Once through the sliding gate of the enclosure, we passed other “things” they like to grow — a long row of figs (for a local restaurant), mixed berries and hazelnut trees. The care that is lavished on the 9 varieties of blueberries is obvious. We visited at a time when some varieties were just coming into flower, and some were heavily laden with developing berries.
“We started out wanting to be biodynamic,” said Llew, “and we still use some biodynamic sprays”. He pulled away some of the heavy mulch around the plants to reveal healthy earthworms. The sawdust is bought from the local sawmill which helps the keep pH of the soil acidic for the blueberries. Before the blueberries were planted (about 7 years ago), they had soil tests done and ordered a specific blend of compost for their raised beds from a company in Young. This laid the foundation for the vibrant plants that are now in full production.
The property sits in the middle of a national park, so there is competition for anything edible from the local wildlife, especially birds and wallabies. The overhead netting is for hail protection while the perimeter is bird netting. Puce explained that this is to allow access for the bees to pollinate. Naturally, there are bee hives next to the enclosure.
There’s no access to the electricity grid so the home, pickers’ accommodation and the picking shed are all solar powered. They are in the process of installing a solar pump to move water from the main dam to a storage dam on the highest part of the land. This allows maximum efficiency for the drip irrigation lines.
What started out as a retirement project is now a thriving little business. A mix of locals and backpackers do the picking, although recent changes to the visa laws have reduced the numbers of seasonal pickers. The different varieties of blueberries extend the picking season, and Puce is a firm believer in seasonal eating.
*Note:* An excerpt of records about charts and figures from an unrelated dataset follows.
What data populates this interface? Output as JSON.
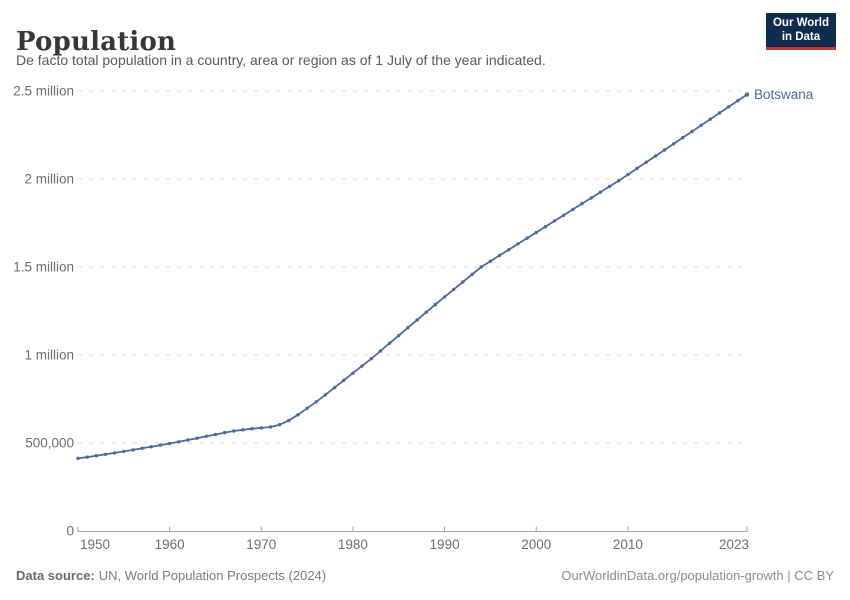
{
  "header": {
    "title": "Population",
    "subtitle": "De facto total population in a country, area or region as of 1 July of the year indicated."
  },
  "logo": {
    "line1": "Our World",
    "line2": "in Data",
    "bg_color": "#0d2c4e",
    "accent_color": "#d0352c"
  },
  "chart_data": {
    "type": "line",
    "title": "Population",
    "grid": "horizontal-dashed",
    "grid_color": "#d9d9d9",
    "axis_color": "#a3a3a3",
    "tick_label_color": "#6e6e6e",
    "xlim": [
      1950,
      2023
    ],
    "ylim": [
      0,
      2500000
    ],
    "x_ticks": [
      {
        "value": 1950,
        "label": "1950"
      },
      {
        "value": 1960,
        "label": "1960"
      },
      {
        "value": 1970,
        "label": "1970"
      },
      {
        "value": 1980,
        "label": "1980"
      },
      {
        "value": 1990,
        "label": "1990"
      },
      {
        "value": 2000,
        "label": "2000"
      },
      {
        "value": 2010,
        "label": "2010"
      },
      {
        "value": 2023,
        "label": "2023"
      }
    ],
    "y_ticks": [
      {
        "value": 0,
        "label": "0"
      },
      {
        "value": 500000,
        "label": "500,000"
      },
      {
        "value": 1000000,
        "label": "1 million"
      },
      {
        "value": 1500000,
        "label": "1.5 million"
      },
      {
        "value": 2000000,
        "label": "2 million"
      },
      {
        "value": 2500000,
        "label": "2.5 million"
      }
    ],
    "series": [
      {
        "name": "Botswana",
        "color": "#4C6A9C",
        "x": [
          1950,
          1951,
          1952,
          1953,
          1954,
          1955,
          1956,
          1957,
          1958,
          1959,
          1960,
          1961,
          1962,
          1963,
          1964,
          1965,
          1966,
          1967,
          1968,
          1969,
          1970,
          1971,
          1972,
          1973,
          1974,
          1975,
          1976,
          1977,
          1978,
          1979,
          1980,
          1981,
          1982,
          1983,
          1984,
          1985,
          1986,
          1987,
          1988,
          1989,
          1990,
          1991,
          1992,
          1993,
          1994,
          1995,
          1996,
          1997,
          1998,
          1999,
          2000,
          2001,
          2002,
          2003,
          2004,
          2005,
          2006,
          2007,
          2008,
          2009,
          2010,
          2011,
          2012,
          2013,
          2014,
          2015,
          2016,
          2017,
          2018,
          2019,
          2020,
          2021,
          2022,
          2023
        ],
        "values": [
          413000,
          420000,
          428000,
          436000,
          444000,
          452000,
          461000,
          470000,
          479000,
          488000,
          497000,
          507000,
          517000,
          527000,
          538000,
          548000,
          559000,
          568000,
          575000,
          581000,
          586000,
          591000,
          604000,
          628000,
          660000,
          697000,
          734000,
          774000,
          815000,
          856000,
          897000,
          938000,
          979000,
          1023000,
          1067000,
          1111000,
          1155000,
          1199000,
          1243000,
          1287000,
          1330000,
          1373000,
          1415000,
          1458000,
          1500000,
          1533000,
          1566000,
          1598000,
          1631000,
          1664000,
          1696000,
          1729000,
          1762000,
          1794000,
          1827000,
          1860000,
          1892000,
          1925000,
          1958000,
          1990000,
          2025000,
          2060000,
          2095000,
          2130000,
          2165000,
          2200000,
          2235000,
          2270000,
          2305000,
          2340000,
          2375000,
          2410000,
          2445000,
          2480000
        ]
      }
    ],
    "end_label": "Botswana"
  },
  "footer": {
    "source_label": "Data source:",
    "source_value": "UN, World Population Prospects (2024)",
    "right_text": "OurWorldinData.org/population-growth | CC BY"
  }
}
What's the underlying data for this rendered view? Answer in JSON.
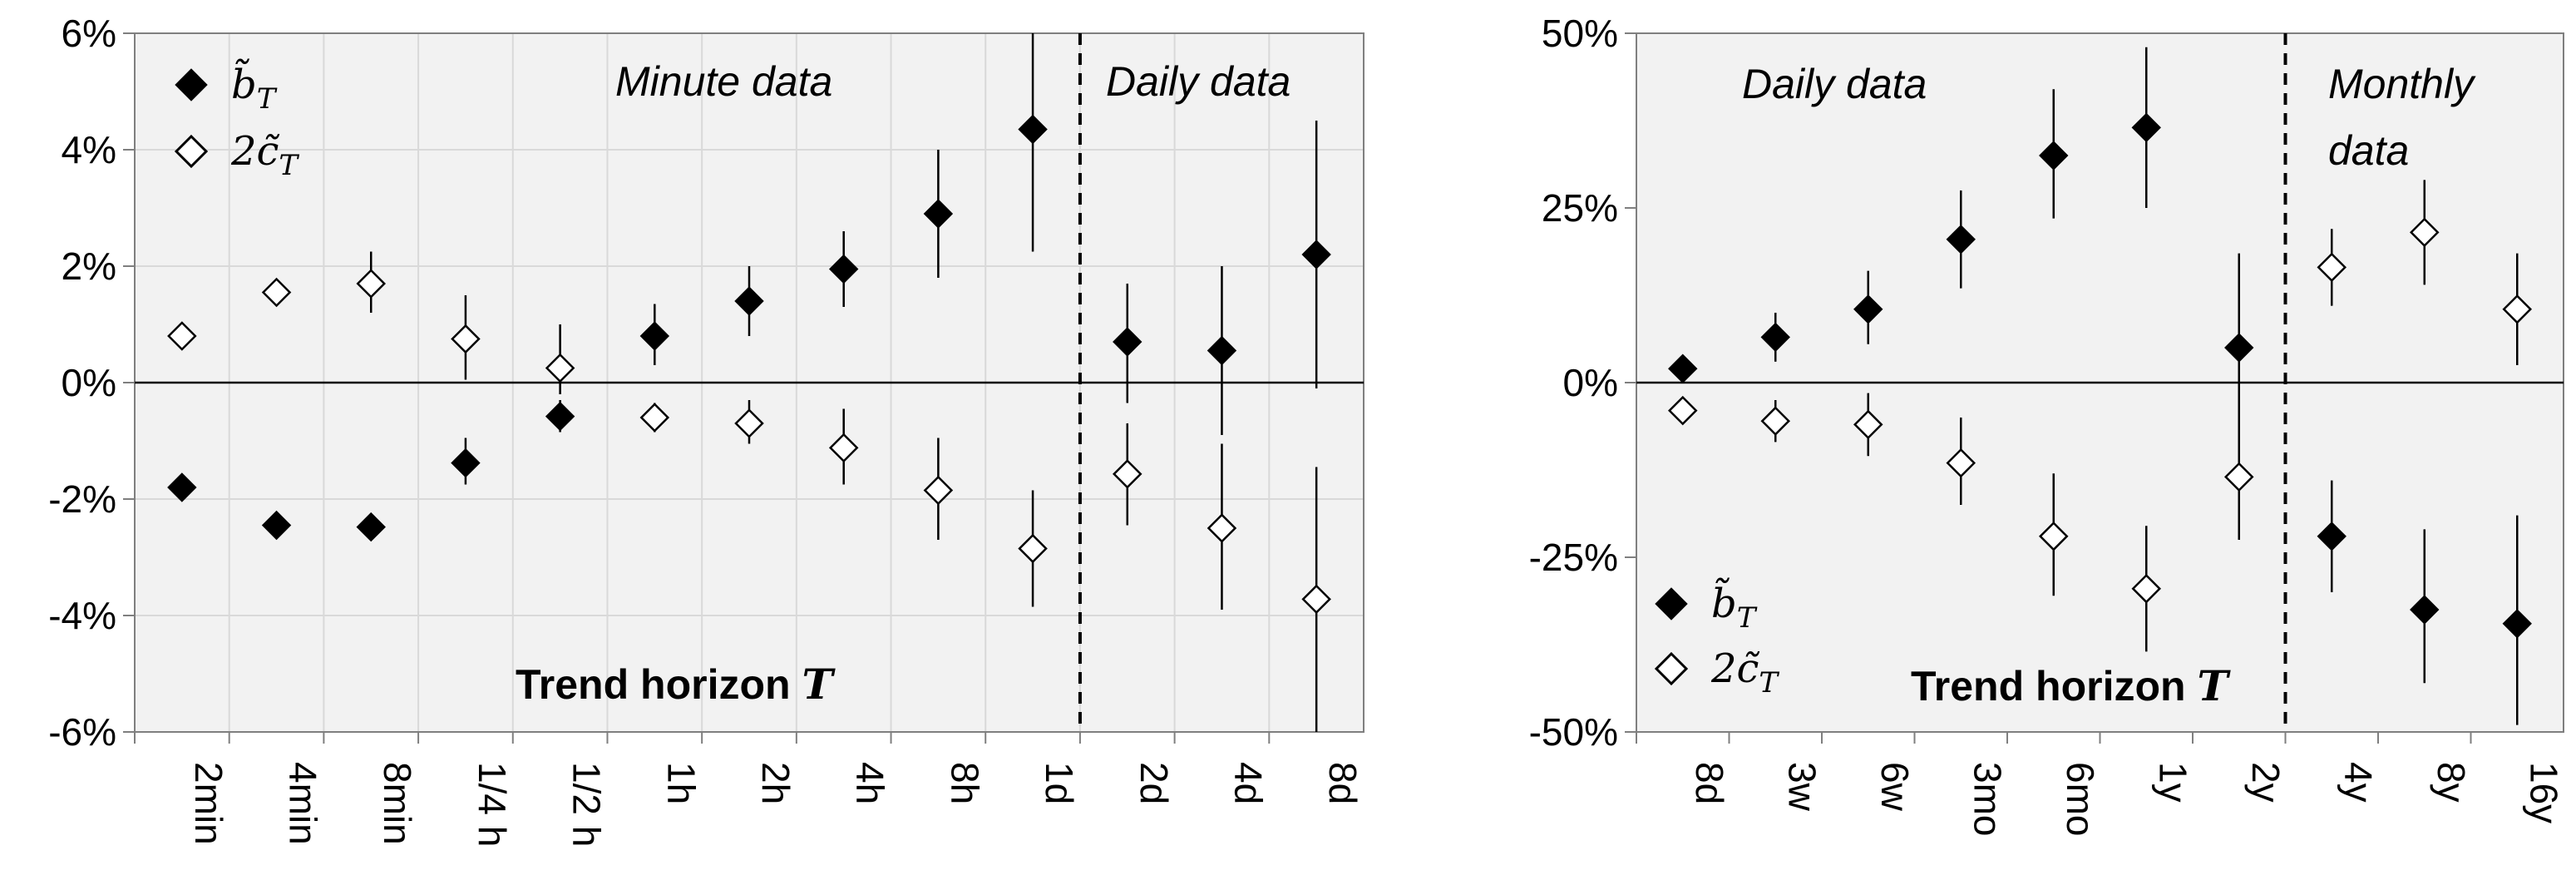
{
  "chart_data": [
    {
      "type": "scatter",
      "ylim": [
        -6,
        6
      ],
      "yticks": [
        "-6%",
        "-4%",
        "-2%",
        "0%",
        "2%",
        "4%",
        "6%"
      ],
      "categories": [
        "2min",
        "4min",
        "8min",
        "1/4 h",
        "1/2 h",
        "1h",
        "2h",
        "4h",
        "8h",
        "1d",
        "2d",
        "4d",
        "8d"
      ],
      "grid": true,
      "divider_after": "1d",
      "regions": [
        "Minute data",
        "Daily  data"
      ],
      "axis_title": {
        "text": "Trend horizon ",
        "var": "T"
      },
      "legend": {
        "placement": "top-left",
        "entries": [
          {
            "label": "b̃T",
            "marker": "filled-diamond"
          },
          {
            "label": "2c̃T",
            "marker": "open-diamond"
          }
        ]
      },
      "series": [
        {
          "label": "b̃T",
          "marker": "filled-diamond",
          "values": [
            -1.8,
            -2.45,
            -2.48,
            -1.38,
            -0.58,
            0.8,
            1.4,
            1.95,
            2.9,
            4.35,
            0.7,
            0.55,
            2.2
          ],
          "err_low": [
            null,
            null,
            -2.7,
            -1.75,
            -0.85,
            0.3,
            0.8,
            1.3,
            1.8,
            2.25,
            -0.35,
            -0.9,
            -0.1
          ],
          "err_high": [
            null,
            null,
            -2.25,
            -0.95,
            -0.3,
            1.35,
            2.0,
            2.6,
            4.0,
            6.0,
            1.7,
            2.0,
            4.5
          ]
        },
        {
          "label": "2c̃T",
          "marker": "open-diamond",
          "values": [
            0.8,
            1.55,
            1.7,
            0.75,
            0.25,
            -0.6,
            -0.7,
            -1.12,
            -1.85,
            -2.85,
            -1.57,
            -2.5,
            -3.72
          ],
          "err_low": [
            null,
            null,
            1.2,
            0.05,
            -0.2,
            -0.85,
            -1.05,
            -1.75,
            -2.7,
            -3.85,
            -2.45,
            -3.9,
            -6.0
          ],
          "err_high": [
            null,
            null,
            2.25,
            1.5,
            1.0,
            -0.35,
            -0.3,
            -0.45,
            -0.95,
            -1.85,
            -0.7,
            -1.05,
            -1.45
          ]
        }
      ]
    },
    {
      "type": "scatter",
      "ylim": [
        -50,
        50
      ],
      "yticks": [
        "-50%",
        "-25%",
        "0%",
        "25%",
        "50%"
      ],
      "categories": [
        "8d",
        "3w",
        "6w",
        "3mo",
        "6mo",
        "1y",
        "2y",
        "4y",
        "8y",
        "16y"
      ],
      "grid": false,
      "divider_after": "2y",
      "regions": [
        "Daily data",
        "Monthly",
        "data"
      ],
      "axis_title": {
        "text": "Trend horizon ",
        "var": "T"
      },
      "legend": {
        "placement": "bottom-left",
        "entries": [
          {
            "label": "b̃T",
            "marker": "filled-diamond"
          },
          {
            "label": "2c̃T",
            "marker": "open-diamond"
          }
        ]
      },
      "series": [
        {
          "label": "b̃T",
          "marker": "filled-diamond",
          "values": [
            2,
            6.5,
            10.5,
            20.5,
            32.5,
            36.5,
            5,
            -22,
            -32.5,
            -34.5
          ],
          "err_low": [
            null,
            3,
            5.5,
            13.5,
            23.5,
            25,
            -8,
            -30,
            -43,
            -49
          ],
          "err_high": [
            null,
            10,
            16,
            27.5,
            42,
            48,
            18.5,
            -14,
            -21,
            -19
          ]
        },
        {
          "label": "2c̃T",
          "marker": "open-diamond",
          "values": [
            -4,
            -5.5,
            -6,
            -11.5,
            -22,
            -29.5,
            -13.5,
            16.5,
            21.5,
            10.5
          ],
          "err_low": [
            null,
            -8.5,
            -10.5,
            -17.5,
            -30.5,
            -38.5,
            -22.5,
            11,
            14,
            2.5
          ],
          "err_high": [
            null,
            -2.5,
            -1.5,
            -5,
            -13,
            -20.5,
            -4.5,
            22,
            29,
            18.5
          ]
        }
      ]
    }
  ]
}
Her French heritage has instilled a culture of local seasonal produce, and the place where everyone shopped in regional France was the local market.
“I love coming to the SAGE Farmers Market. I get great feedback and our regulars are interested in the different flavours of each variety. Some are full and sweet, some have a slightly tart and herbal note,” said Puce. “I really look forward to each season at the market. For me, it’s as much about people as selling blueberries.”